The report showed that the number of single-family homes purchased by investors across the U.S. dropped from 4.3% to 2.3% in the first five months of 2019 compared to 2018. This trend is largely attributed to an increase in home prices nationwide and investors reducing their deals due to the fact that they are less likely to be able to make a return on their investments.
Furthermore, the changing economic climate has had a noticeable effect on the sales market. Redfin’s report noted that the home affordability index, which measures a buyers ability to purchase a home based on the average income, saw a significant drop. This drop was driven by a steady increase in home prices. This is compounded by an increase in mortgage rates, which has further reduced the likelihood of potential home buyers successfully obtaining a loan.

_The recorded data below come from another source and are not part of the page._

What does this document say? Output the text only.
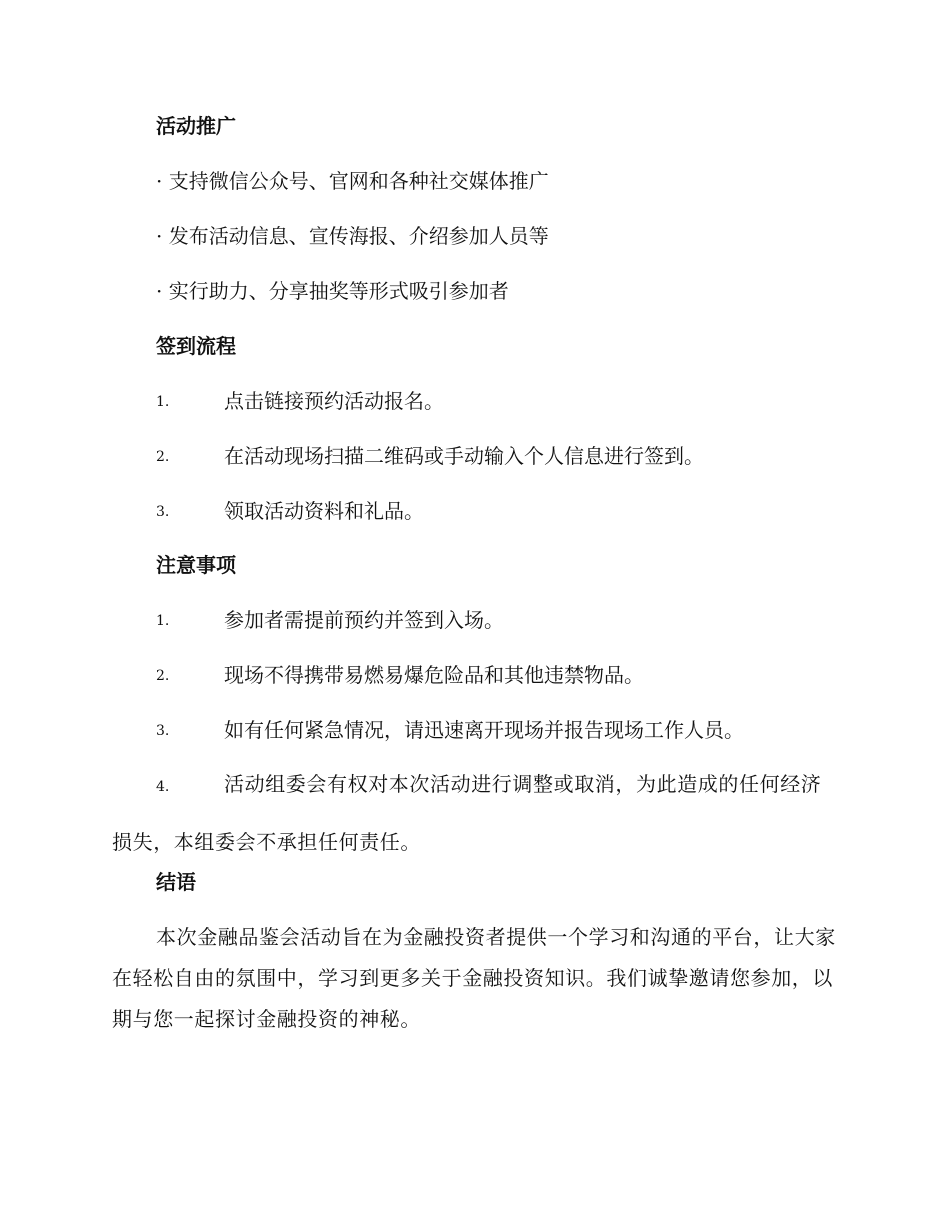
活动推广

· 支持微信公众号、官网和各种社交媒体推广

· 发布活动信息、宣传海报、介绍参加人员等

· 实行助力、分享抽奖等形式吸引参加者

签到流程
1.	点击链接预约活动报名。
2.	在活动现场扫描二维码或手动输入个人信息进行签到。
3.	领取活动资料和礼品。
注意事项
1.	参加者需提前预约并签到入场。
2.	现场不得携带易燃易爆危险品和其他违禁物品。
3.	如有任何紧急情况，请迅速离开现场并报告现场工作人员。

4.	活动组委会有权对本次活动进行调整或取消，为此造成的任何经济损失，本组委会不承担任何责任。

结语

本次金融品鉴会活动旨在为金融投资者提供一个学习和沟通的平台，让大家在轻松自由的氛围中，学习到更多关于金融投资知识。我们诚挚邀请您参加，以期与您一起探讨金融投资的神秘。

On the other hand, Redfin also revealed that despite the decrease in investor purchases, the number of homes being purchased by first-time
homebuyers is holding steady. This is largely attributed to buyers with greater purchasing power, due to economic growth, entering the market. However, Redfin cautioned that overall home sales have experienced a year-over-year decline, a trend that is expected to last the rest of the year.
It is clear that the real estate market has experienced a significant change in the past year. While investors are scaling back their activities, potential buyers with higher purchasing power are providing some level of stability. With that being said, Redfin’s June report clearly indicates that the housing market will remain volatile for the remainder of 2019.